The aunt of the 13 malnourished children allegedly held captive in a Californian home says the kids' father used to watch her in the shower when she briefly lived with the family.
Elizabeth Jane Flores, sister to the children's mother Louise Turpin, said her brother-in-law, David Turpin, made her feel uncomfortable when she stayed with the family for about two months in their previous Texas home while she attended college.
"If I were to get in the shower, he would come in while I was in there and watch me," Flores told Good Morning America.
"It was like a joke. He never touched me or anything."
And while she found the behaviour disturbing, she kept it to herself.
"I was young, I was scared," she said.
"I was in Texas where I knew nobody; I had no family."
Flores, now 41, moved in with the Turpins when they had just started their large family.
"I was treated like one of the kids, kinda, so I had rules," she said.
"I thought they were really strict but I didn't see any type of abuse.
"Now that I'm an adult and I look back I see things I didn't see then."
Flores was surprised by the revelation that her sister and brother-in-law had kept their 13 children shackled inside their home in such squalid conditions.
"I was shocked because my sister and I really haven't had a sister relationship for about 20 years, other than maybe a call every once in a while and sometimes those calls were like a year apart," she told GMA.
"I was shocked, I was devastated, just much like the rest of the world.
"We all want explanations just like everyone else, probably more so."
Flores also revealed that the Turpins cut themselves off from the rest of her family and did not allow them to contact the children.
Mrs Turpin went so far as to stop her late father from visiting in 2012 — even after he had bought a plane ticket.

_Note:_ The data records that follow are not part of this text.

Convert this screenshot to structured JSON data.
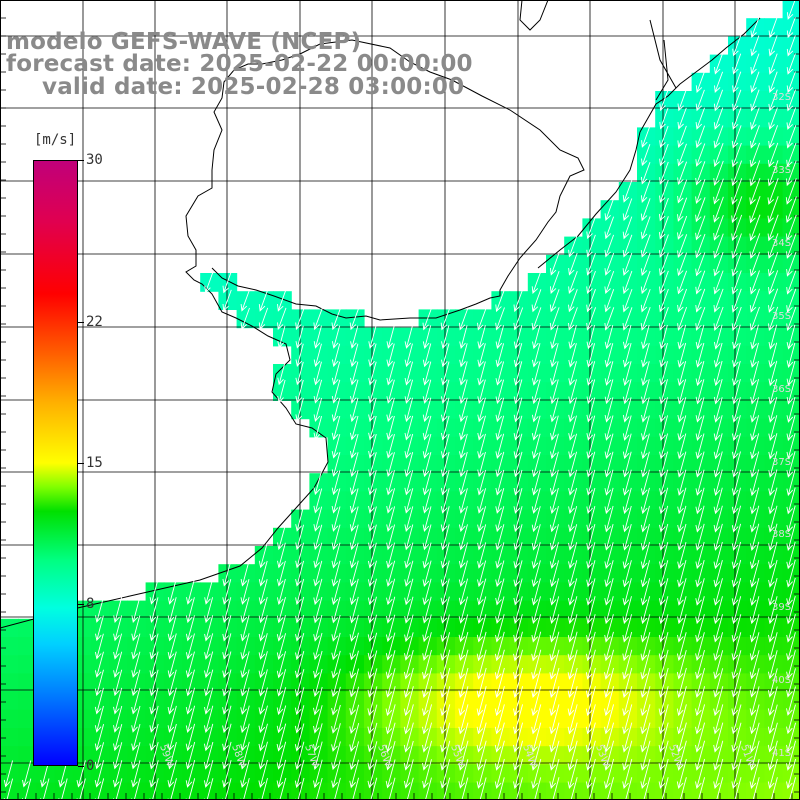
{
  "title": {
    "model": "modelo GEFS-WAVE (NCEP)",
    "forecast": "forecast date: 2025-02-22 00:00:00",
    "valid": "valid date: 2025-02-28 03:00:00"
  },
  "colorbar": {
    "unit": "[m/s]",
    "ticks": [
      {
        "label": "30",
        "value": 30
      },
      {
        "label": "22",
        "value": 22
      },
      {
        "label": "15",
        "value": 15
      },
      {
        "label": "8",
        "value": 8
      },
      {
        "label": "0",
        "value": 0
      }
    ],
    "min": 0,
    "max": 30
  },
  "map": {
    "lat_labels": [
      "32S",
      "33S",
      "34S",
      "35S",
      "36S",
      "37S",
      "38S",
      "39S",
      "40S",
      "41S"
    ],
    "lon_labels": [
      "59W",
      "58W",
      "57W",
      "56W",
      "55W",
      "54W",
      "53W",
      "52W",
      "51W"
    ],
    "land_color": "#ffffff",
    "coast_color": "#000000",
    "grid_color": "#000000",
    "arrow_color": "#ffffff"
  }
}
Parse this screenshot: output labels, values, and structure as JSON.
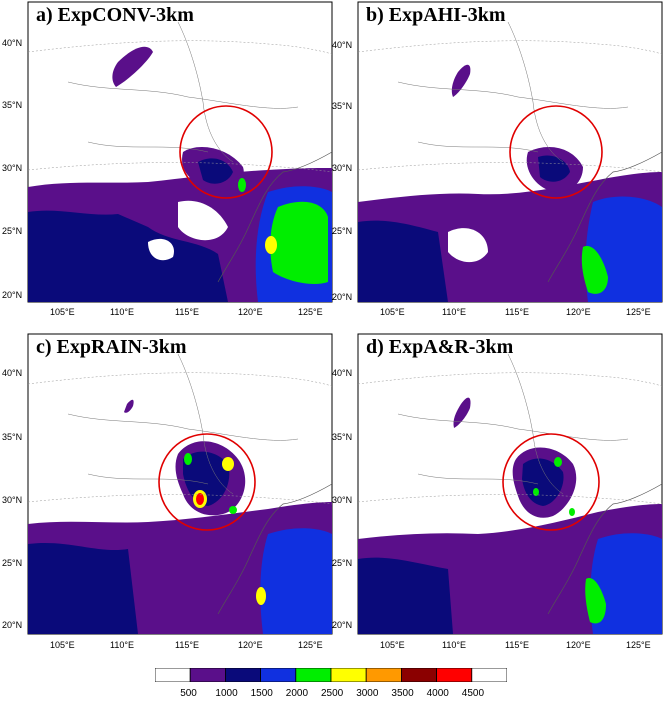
{
  "panels": [
    {
      "title": "a) ExpCONV-3km"
    },
    {
      "title": "b) ExpAHI-3km"
    },
    {
      "title": "c) ExpRAIN-3km"
    },
    {
      "title": "d) ExpA&R-3km"
    }
  ],
  "axes": {
    "latitudes": [
      "40°N",
      "35°N",
      "30°N",
      "25°N",
      "20°N"
    ],
    "longitudes": [
      "105°E",
      "110°E",
      "115°E",
      "120°E",
      "125°E"
    ]
  },
  "colorbar": {
    "levels": [
      "500",
      "1000",
      "1500",
      "2000",
      "2500",
      "3000",
      "3500",
      "4000",
      "4500"
    ],
    "colors": [
      "#ffffff",
      "#5a0f8a",
      "#0a0a7a",
      "#1030e0",
      "#00ee00",
      "#ffff00",
      "#ff9900",
      "#8b0000",
      "#ff0000",
      "#ffffff"
    ]
  },
  "highlight_color": "#e00000"
}
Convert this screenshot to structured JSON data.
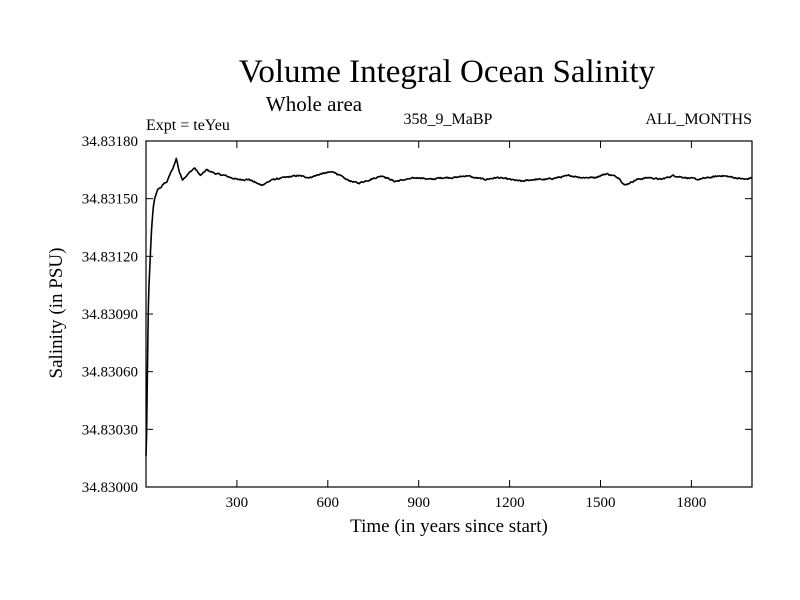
{
  "chart_data": {
    "type": "line",
    "title": "Volume Integral Ocean Salinity",
    "subtitle": "Whole area",
    "experiment": "Expt = teYeu",
    "period": "358_9_MaBP",
    "months": "ALL_MONTHS",
    "xlabel": "Time (in years since start)",
    "ylabel": "Salinity (in PSU)",
    "xlim": [
      0,
      2000
    ],
    "ylim": [
      34.83,
      34.8318
    ],
    "x_ticks": [
      300,
      600,
      900,
      1200,
      1500,
      1800
    ],
    "x_tick_labels": [
      "300",
      "600",
      "900",
      "1200",
      "1500",
      "1800"
    ],
    "y_ticks": [
      34.83,
      34.8303,
      34.8306,
      34.8309,
      34.8312,
      34.8315,
      34.8318
    ],
    "y_tick_labels": [
      "34.83000",
      "34.83030",
      "34.83060",
      "34.83090",
      "34.83120",
      "34.83150",
      "34.83180"
    ],
    "grid": false,
    "series": [
      {
        "name": "salinity",
        "color": "#000000",
        "x": [
          0,
          2,
          4,
          6,
          8,
          10,
          12,
          15,
          18,
          21,
          25,
          30,
          35,
          40,
          50,
          60,
          70,
          80,
          90,
          100,
          110,
          120,
          140,
          160,
          180,
          200,
          230,
          260,
          300,
          340,
          380,
          420,
          460,
          500,
          540,
          580,
          620,
          660,
          700,
          740,
          780,
          820,
          860,
          900,
          940,
          980,
          1020,
          1060,
          1080,
          1120,
          1160,
          1200,
          1240,
          1280,
          1320,
          1360,
          1400,
          1440,
          1480,
          1520,
          1560,
          1580,
          1620,
          1660,
          1700,
          1740,
          1780,
          1820,
          1860,
          1900,
          1940,
          1980,
          2000
        ],
        "values": [
          34.83016,
          34.83028,
          34.83052,
          34.83075,
          34.83095,
          34.83105,
          34.83112,
          34.83122,
          34.83133,
          34.8314,
          34.83147,
          34.83151,
          34.83153,
          34.83155,
          34.83156,
          34.83158,
          34.83159,
          34.83163,
          34.83166,
          34.83171,
          34.83164,
          34.8316,
          34.83163,
          34.83166,
          34.83162,
          34.83165,
          34.83163,
          34.83162,
          34.8316,
          34.8316,
          34.83157,
          34.8316,
          34.83161,
          34.83162,
          34.83161,
          34.83163,
          34.83164,
          34.8316,
          34.83158,
          34.8316,
          34.83162,
          34.83159,
          34.8316,
          34.83161,
          34.8316,
          34.83161,
          34.83161,
          34.83162,
          34.83161,
          34.8316,
          34.83161,
          34.8316,
          34.83159,
          34.8316,
          34.8316,
          34.83161,
          34.83162,
          34.83161,
          34.83161,
          34.83163,
          34.83161,
          34.83157,
          34.8316,
          34.83161,
          34.8316,
          34.83162,
          34.83161,
          34.8316,
          34.83161,
          34.83162,
          34.83161,
          34.8316,
          34.83161
        ]
      }
    ]
  }
}
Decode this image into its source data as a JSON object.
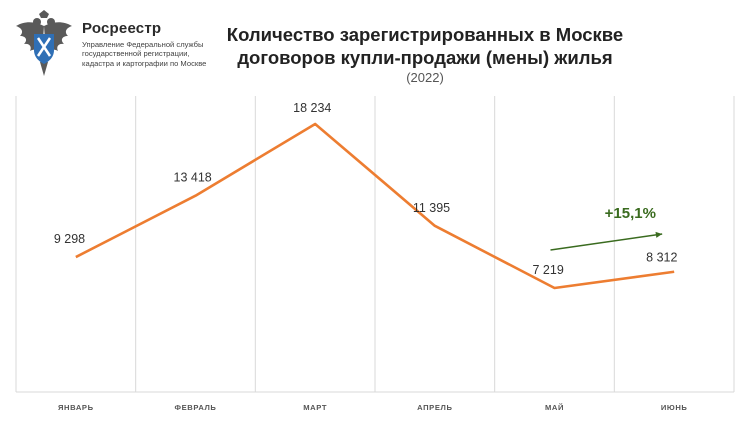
{
  "header": {
    "org_name": "Росреестр",
    "org_desc_line1": "Управление Федеральной службы",
    "org_desc_line2": "государственной регистрации,",
    "org_desc_line3": "кадастра и картографии по Москве",
    "logo_icon": "double-headed-eagle-emblem"
  },
  "chart_data": {
    "type": "line",
    "title_line1": "Количество зарегистрированных в Москве",
    "title_line2": "договоров купли-продажи (мены) жилья",
    "subtitle": "(2022)",
    "categories": [
      "ЯНВАРЬ",
      "ФЕВРАЛЬ",
      "МАРТ",
      "АПРЕЛЬ",
      "МАЙ",
      "ИЮНЬ"
    ],
    "series": [
      {
        "values": [
          9298,
          13418,
          18234,
          11395,
          7219,
          8312
        ],
        "labels": [
          "9 298",
          "13 418",
          "18 234",
          "11 395",
          "7 219",
          "8 312"
        ],
        "color": "#ED7D31"
      }
    ],
    "annotation": {
      "text": "+15,1%",
      "color": "#3A6B1F",
      "from": "МАЙ",
      "to": "ИЮНЬ"
    },
    "grid": "vertical",
    "gridline_color": "#D9D9D9"
  }
}
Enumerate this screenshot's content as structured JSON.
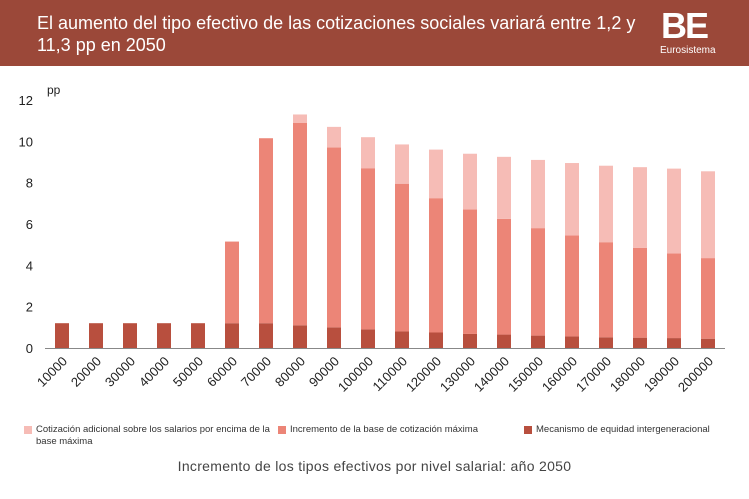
{
  "header": {
    "title": "El aumento del tipo efectivo de las cotizaciones sociales variará entre 1,2 y 11,3 pp en 2050",
    "logo_text": "BE",
    "logo_subtitle": "Eurosistema"
  },
  "colors": {
    "header_bg": "#9b4839",
    "equity": "#b84f3e",
    "base": "#ec8577",
    "additional": "#f6bcb6"
  },
  "chart_data": {
    "type": "bar",
    "stacked": true,
    "ylabel": "pp",
    "ylim": [
      0,
      12
    ],
    "yticks": [
      0,
      2,
      4,
      6,
      8,
      10,
      12
    ],
    "grid": false,
    "categories": [
      "10000",
      "20000",
      "30000",
      "40000",
      "50000",
      "60000",
      "70000",
      "80000",
      "90000",
      "100000",
      "110000",
      "120000",
      "130000",
      "140000",
      "150000",
      "160000",
      "170000",
      "180000",
      "190000",
      "200000"
    ],
    "series": [
      {
        "name": "Mecanismo de equidad intergeneracional",
        "color": "#b84f3e",
        "values": [
          1.2,
          1.2,
          1.2,
          1.2,
          1.2,
          1.2,
          1.2,
          1.1,
          1.0,
          0.9,
          0.8,
          0.75,
          0.68,
          0.65,
          0.6,
          0.56,
          0.52,
          0.5,
          0.48,
          0.45
        ]
      },
      {
        "name": "Incremento de la base de cotización máxima",
        "color": "#ec8577",
        "values": [
          0,
          0,
          0,
          0,
          0,
          3.95,
          8.95,
          9.8,
          8.7,
          7.8,
          7.15,
          6.5,
          6.02,
          5.6,
          5.2,
          4.89,
          4.6,
          4.35,
          4.1,
          3.9
        ]
      },
      {
        "name": "Cotización adicional sobre los salarios por encima de la base máxima",
        "color": "#f6bcb6",
        "values": [
          0,
          0,
          0,
          0,
          0,
          0,
          0,
          0.4,
          1.0,
          1.5,
          1.9,
          2.35,
          2.7,
          3.0,
          3.3,
          3.5,
          3.7,
          3.9,
          4.1,
          4.2
        ]
      }
    ]
  },
  "legend": {
    "additional": "Cotización adicional sobre los salarios por encima de la base máxima",
    "base": "Incremento de la base de cotización máxima",
    "equity": "Mecanismo de equidad intergeneracional"
  },
  "caption": "Incremento  de los tipos efectivos por nivel salarial: año 2050"
}
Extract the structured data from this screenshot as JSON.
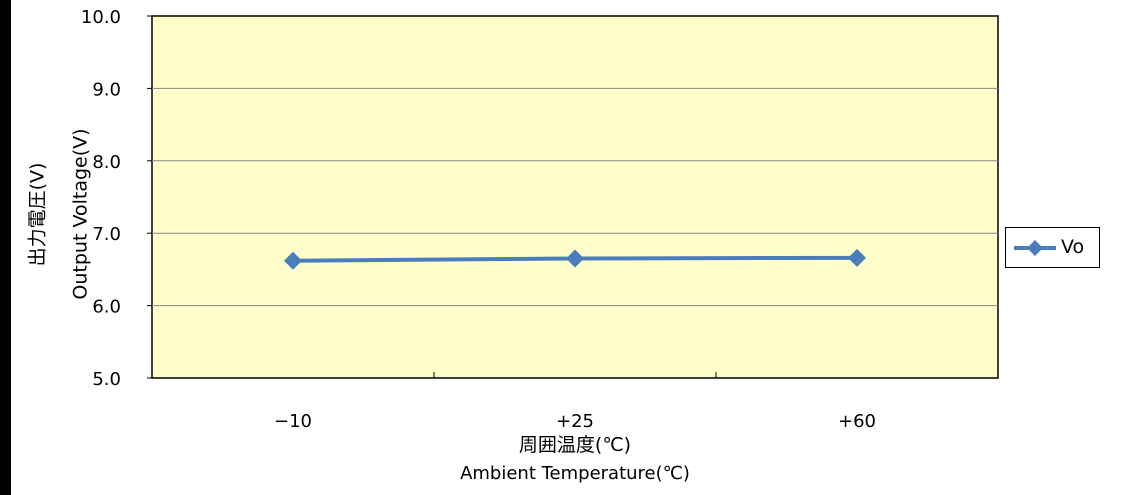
{
  "chart_data": {
    "type": "line",
    "categories": [
      "−10",
      "+25",
      "+60"
    ],
    "series": [
      {
        "name": "Vo",
        "values": [
          6.62,
          6.65,
          6.66
        ],
        "color": "#4a7ebb",
        "marker": "diamond"
      }
    ],
    "ylabel_ja": "出力電圧(V)",
    "ylabel_en": "Output  Voltage(V)",
    "xlabel_ja": "周囲温度(℃)",
    "xlabel_en": "Ambient Temperature(℃)",
    "ylim": [
      5.0,
      10.0
    ],
    "yticks": [
      "5.0",
      "6.0",
      "7.0",
      "8.0",
      "9.0",
      "10.0"
    ],
    "grid": true,
    "plot_background": "#ffffcc",
    "legend_position": "right"
  }
}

"He was so hurt," Flores said.
"He got the ticket, he was going to surprise her and he called her to tell her he was coming and she told him not to come."
Because the wider family was estranged from the Turpins for two decades, they had no indication that the children were in danger.
"When that happens for 20 years, and it was before the kids even were there, you don't think it's abnormal. They were always funny and private anyway, even before they ever had children," she said.
Flores broke down in tears when asked whether she had a message for her sister.
"I want her to know that she's still my blood and I love her," she said.
"I don't agree with what she did and her actions have made the whole family suffer.
"But I want her to know that I'm praying for her salvation and that we do love her."
She was also emotional when asked about her 17-year-old niece, who jumped out of window and called emergency services with a mobile phone, which led police to expose her siblings' horrific reality.
"I'm so proud of her. What was so neat is, if I did the calculation in my hand right, I think it was the [child] that was named after me that did that," Flores said.
She said she wanted to reach out to the children to offer her support.
"I want them to know that when they feel alone and they feel like nobody cared and they felt like they had no family, that wasn't true," she said.
"I don't know that Louise and David told them that we have asked repeatedly, repeatedly to have them Skype. I wanted the kids to know that there's people that love them and that there's family that love them and I hope to be able to see the children. That's my goal."
Mr Turpin, 57, and Mrs Turpin, 49, were arrested on Sunday with bail set at $9 million each. Charges of torture and child endangerment are likely to be laid, authorities said.
Meanwhile, Mrs Turbin's other sister has revealed on a rival US morning show that her nephews and nieces, aged 2 to 29, lived a completely isolated existence.
"They weren't allowed to date, or they didn't have a social life," the children's aunt, Teresa Robinette, told NBC's Today show.
"They weren't allowed to watch TV. They weren't allowed to talk on the phone, have friends over, stuff like that. Normal things that kids do."
Officers said some siblings were shackled to furniture in the foul-smelling home in suburban Southern California, about 100km southeast of Los Angeles.
They were so malnourished that the older ones still looked like children.
Robinette said she voiced concerns to her sister about the children's health.
"I always made comments to Louise when I did talk to her, about, gosh, they are so skinny," she said.
"She would laugh it off and say 'David's so tall and lanky, they are going to be like him'."
Her parents had made the home a private school, a prison, and a veritable torture chamber for the siblings, authorities said on Tuesday.
Riverside County Sheriff's captain Greg Fellows described the stinking conditions inside the home as "horrific".
"If you can imagine being 17 years old and appearing to be a 10-year-old, being chained to a bed, being malnourished and injuries associated with that, I would call that torture," he said.